Producenci starają się na różne sposoby przyciągać uwagę klientów. Niektóre z nich wydają się bezsensowne. Inne mają natomiast potencjał, by trafić do seryjnych modeli.
Gdy bawarska marka po raz pierwszy zaprezentowała to rozwiązanie, to wszyscy spodziewali się, że będzie to ciekawostka jednego sezonu. Teraz jesteśmy niemal pewni, że w przyszłości będzie to jeden z elementów wyposażenia opcjonalnego. BMW i5 Flow Nostokana pozwala przypuszczać, że ten moment jest już blisko.
Zacznijmy od tego, że to swego rodzaju sztuka motoryzacyjna. Dzieło zostało oparte na najnowszej „Piątce” w wydaniu elektrycznym, ale jego inspiracji należy szukać w unikatowym E39. Było to BMW 525i z 1991 roku, które zostało specjalnie ozdobione przez Esther Mahlangu.
Kim jest ta postać? Była pierwszą kobietą i Afrykanką, która wzięła udział w tym projekcie. Podczas tworzenia tego wyjątkowego BMW i5 też poproszono Mahlangu o współpracę. Afrykańskie od razu rzucają się w oczy.
BMW i5 Flow Nostokana
Technologia opracowana przez niemieckiego producenta pozwala już nie tylko na zmianę kolorów, ale też dynamikę obrazu, której formą wyrazu mogą być właśnie różne koncepcje artystyczne. Nietrudno jednak wyobrazić sobie inne zastosowania. Takie rozwiązanie mogłoby sprawdzić się także w pojazdach uprzywilejowanych, ciężarowych i użytkowych.
>Oto współczesne BMW Isetta. Prawie tak słabe, jak oryginał
Wróćmy jednak do i5 Flow Nostokana. Aby uzyskać taki efekt, wykorzystano 1349 fragmentów folii E Ink, które zostały precyzyjnie wycięte laserem i pieczołowicie połączone w odpowiednich konfiguracjach.
Przedstawiciele marki twierdzą, że wspomniane paski folii E Ink są wytrzymałe, co sugeruje możliwość ich montażu na pojazdach seryjnych. Podejrzewamy, że dbanie o takie rozwiązanie byłoby znacznie bardziej skomplikowane, niż choćby konserwowanie i czyszczenie matowego lakieru.

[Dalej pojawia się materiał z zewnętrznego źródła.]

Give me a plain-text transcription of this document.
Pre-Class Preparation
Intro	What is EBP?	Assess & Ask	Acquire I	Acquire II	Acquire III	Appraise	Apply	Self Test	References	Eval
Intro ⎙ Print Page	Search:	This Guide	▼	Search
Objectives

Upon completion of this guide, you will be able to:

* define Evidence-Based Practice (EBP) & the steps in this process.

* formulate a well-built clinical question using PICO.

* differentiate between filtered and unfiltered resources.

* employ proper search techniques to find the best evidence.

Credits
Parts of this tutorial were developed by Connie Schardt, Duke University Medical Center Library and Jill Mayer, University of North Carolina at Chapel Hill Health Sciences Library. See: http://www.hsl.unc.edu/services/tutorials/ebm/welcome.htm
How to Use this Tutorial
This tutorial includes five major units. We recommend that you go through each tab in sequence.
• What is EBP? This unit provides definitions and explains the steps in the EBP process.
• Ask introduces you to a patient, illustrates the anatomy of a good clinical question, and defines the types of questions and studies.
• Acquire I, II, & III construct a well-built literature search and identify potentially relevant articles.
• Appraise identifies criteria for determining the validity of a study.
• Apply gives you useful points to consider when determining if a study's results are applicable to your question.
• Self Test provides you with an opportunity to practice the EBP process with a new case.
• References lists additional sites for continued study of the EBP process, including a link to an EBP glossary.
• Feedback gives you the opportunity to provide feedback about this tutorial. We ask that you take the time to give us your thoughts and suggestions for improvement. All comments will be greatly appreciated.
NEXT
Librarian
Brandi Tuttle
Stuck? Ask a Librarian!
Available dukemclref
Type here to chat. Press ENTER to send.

Mimo tego, jesteśmy pewni, że nie zabrakłoby zwolenników świecącej karoserii. Pytanie tylko, jak dostosować się do aktualnie panującego prawa? Wbrew pozorom, nie jest to na tyle sprecyzowane, by mieć pewność. Zrywanie wszystkiego podczas kontroli policyjnej raczej nie wchodzi w grę. Pozostaje wierzyć, że BMW znajdzie odpowiednie rozwiązanie.